Il sipario calante sul Salone del Libro di Torino


Il Salone del Libro di Torino è ormai rinomato per la sua completezza tematica e il suo essere un’importante vetrina per tutto il mondo dell’editoria e non solo. Un evento che permette di coinvolgere qualsivoglia generazione e tutte le innumerevoli sfaccettature di interessi nella carta stampata. Insomma, un evento coinvolgente su talmente tanti fronti, da essere teatro di una vera e propria invasione dell’area espositiva del centro Lingotto Fiere di Torino. Anche quest’anno non è stato da meno con un successo recensito da tutte le maggiori testate giornalistiche locali e non.

Il salone del libro con il sipario calatoTutti parlano dei preparativi, delle aspettative, dei risultati in itinere e al termine dell’evento, ma di quel frangente in cui ci sono gli ultimi acquisti, in cui si inizia a inscatolare nuovamente tutti i libri, in cui si incomincia a chiudere baracca e burattini, quello no, non interessa quasi mai a nessuno. Io, invece, ho trovato nelle ore finali del Salone del Libro di Torino, un crogiolo di emozioni, sensazioni, elementi caratterizzanti la fiera torinese. Quei momenti prima che il telo del sipario tocchi il pavimento del palcoscenico, che contengono il sospiro finale dei protagonisti dello spettacolo. Ed è lì che volevo arrivare.

Innanzitutto la prima cosa che salta all’occhio sono gli spazi. Durante tutta la fiera, riuscire a camminare tra gli innumerevoli stand è sempre un delirio senza senso e fare a spallate per sfogliare due pagine o vedere il relatore che interessa fa parte del gioco è risaputo. Invece nelle ultime due ore tutto cambia, c’è ancora gente, ma si può camminare ciondolando in mezzo alle corsie che si districano tra i vari banchetti. Si vedono tante scartoffie per terra, rimasugli di tovagliolini nei pressi delle aree ristoro, qualche scontrino caduto a terra, alcuni fogliettini di carta smembrati in piccoli pezzetti da qualche visitatore forse annoiato. Ci si rende conto che non è solo la fine di una giornata, ma la fine dell’evento intero.

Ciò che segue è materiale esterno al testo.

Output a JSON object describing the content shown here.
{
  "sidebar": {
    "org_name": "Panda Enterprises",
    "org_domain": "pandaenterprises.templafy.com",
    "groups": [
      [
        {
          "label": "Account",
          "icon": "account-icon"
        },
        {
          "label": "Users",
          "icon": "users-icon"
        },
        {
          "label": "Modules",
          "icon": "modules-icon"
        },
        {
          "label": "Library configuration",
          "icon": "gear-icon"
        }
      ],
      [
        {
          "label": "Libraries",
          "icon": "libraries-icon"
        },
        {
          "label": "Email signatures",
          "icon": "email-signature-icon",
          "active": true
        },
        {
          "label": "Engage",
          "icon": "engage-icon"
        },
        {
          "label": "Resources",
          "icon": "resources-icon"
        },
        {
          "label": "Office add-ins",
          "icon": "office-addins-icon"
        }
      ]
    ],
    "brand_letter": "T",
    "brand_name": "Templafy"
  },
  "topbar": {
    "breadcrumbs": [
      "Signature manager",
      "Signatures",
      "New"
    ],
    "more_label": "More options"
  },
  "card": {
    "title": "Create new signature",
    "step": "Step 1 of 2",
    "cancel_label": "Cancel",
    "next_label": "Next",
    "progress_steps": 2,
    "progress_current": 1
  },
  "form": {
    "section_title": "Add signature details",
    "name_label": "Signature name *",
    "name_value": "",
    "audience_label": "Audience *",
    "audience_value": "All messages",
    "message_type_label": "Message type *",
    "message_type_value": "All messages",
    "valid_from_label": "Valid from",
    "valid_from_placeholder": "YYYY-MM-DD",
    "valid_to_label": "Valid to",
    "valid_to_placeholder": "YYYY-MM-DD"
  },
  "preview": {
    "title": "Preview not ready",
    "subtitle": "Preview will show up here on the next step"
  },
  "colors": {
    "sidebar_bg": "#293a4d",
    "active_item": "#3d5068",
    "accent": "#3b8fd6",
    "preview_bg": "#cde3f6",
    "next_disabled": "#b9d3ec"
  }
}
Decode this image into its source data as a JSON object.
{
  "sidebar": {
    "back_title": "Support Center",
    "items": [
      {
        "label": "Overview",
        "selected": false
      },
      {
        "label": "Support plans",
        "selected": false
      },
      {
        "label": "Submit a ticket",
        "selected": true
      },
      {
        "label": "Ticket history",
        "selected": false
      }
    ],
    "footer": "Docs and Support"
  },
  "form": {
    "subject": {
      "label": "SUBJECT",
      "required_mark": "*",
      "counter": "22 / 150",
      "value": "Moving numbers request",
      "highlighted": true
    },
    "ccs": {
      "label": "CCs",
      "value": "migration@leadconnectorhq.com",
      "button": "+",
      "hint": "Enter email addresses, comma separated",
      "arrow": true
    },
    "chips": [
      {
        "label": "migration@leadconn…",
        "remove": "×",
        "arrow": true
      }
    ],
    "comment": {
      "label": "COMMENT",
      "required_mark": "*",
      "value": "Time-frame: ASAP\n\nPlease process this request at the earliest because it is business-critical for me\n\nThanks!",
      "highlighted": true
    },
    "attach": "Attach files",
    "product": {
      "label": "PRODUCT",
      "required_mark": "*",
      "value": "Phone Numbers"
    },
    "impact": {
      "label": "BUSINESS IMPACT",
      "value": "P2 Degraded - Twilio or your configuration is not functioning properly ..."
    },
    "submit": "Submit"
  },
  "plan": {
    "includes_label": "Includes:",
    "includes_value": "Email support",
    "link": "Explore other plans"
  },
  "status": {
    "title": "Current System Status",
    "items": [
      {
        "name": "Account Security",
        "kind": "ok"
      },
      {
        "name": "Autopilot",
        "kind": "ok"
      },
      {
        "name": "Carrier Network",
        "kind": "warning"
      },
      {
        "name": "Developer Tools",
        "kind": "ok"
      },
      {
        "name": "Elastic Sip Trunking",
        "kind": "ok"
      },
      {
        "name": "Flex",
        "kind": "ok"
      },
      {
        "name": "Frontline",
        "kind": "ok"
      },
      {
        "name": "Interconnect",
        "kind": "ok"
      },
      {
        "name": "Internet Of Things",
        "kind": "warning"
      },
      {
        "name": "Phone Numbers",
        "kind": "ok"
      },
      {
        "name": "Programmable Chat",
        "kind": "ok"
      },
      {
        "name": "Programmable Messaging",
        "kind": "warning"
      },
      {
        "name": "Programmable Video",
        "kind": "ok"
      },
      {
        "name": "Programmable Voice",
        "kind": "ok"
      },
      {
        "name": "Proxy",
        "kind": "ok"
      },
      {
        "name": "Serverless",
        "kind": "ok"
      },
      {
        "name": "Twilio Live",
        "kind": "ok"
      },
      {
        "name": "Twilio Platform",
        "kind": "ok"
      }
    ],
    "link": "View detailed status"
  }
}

Poi si alza lo sguardo mentre si cammina, e si vede il Salone del Libro di Torino da un’altra angolazione. Quella dei volti. Occhi sorridenti che celano una stanchezza disumana. Un sentimento realmente visibile solo quando i commessi distolgono lo sguardo dal curioso che hanno avvicinato nella speranza di vendere un altro libro. Una vendita, questa, oramai quasi solo più il frutto del voler alleggerire il carico da portar via dallo stand. Testimonianza di questo trend sono i cartelli e i fogli A4 scritti con pennarello nero con la dicitura “SCONTI DI FINE FIERA” oppure semplicemente la percentuale scritta a caratteri cubitali.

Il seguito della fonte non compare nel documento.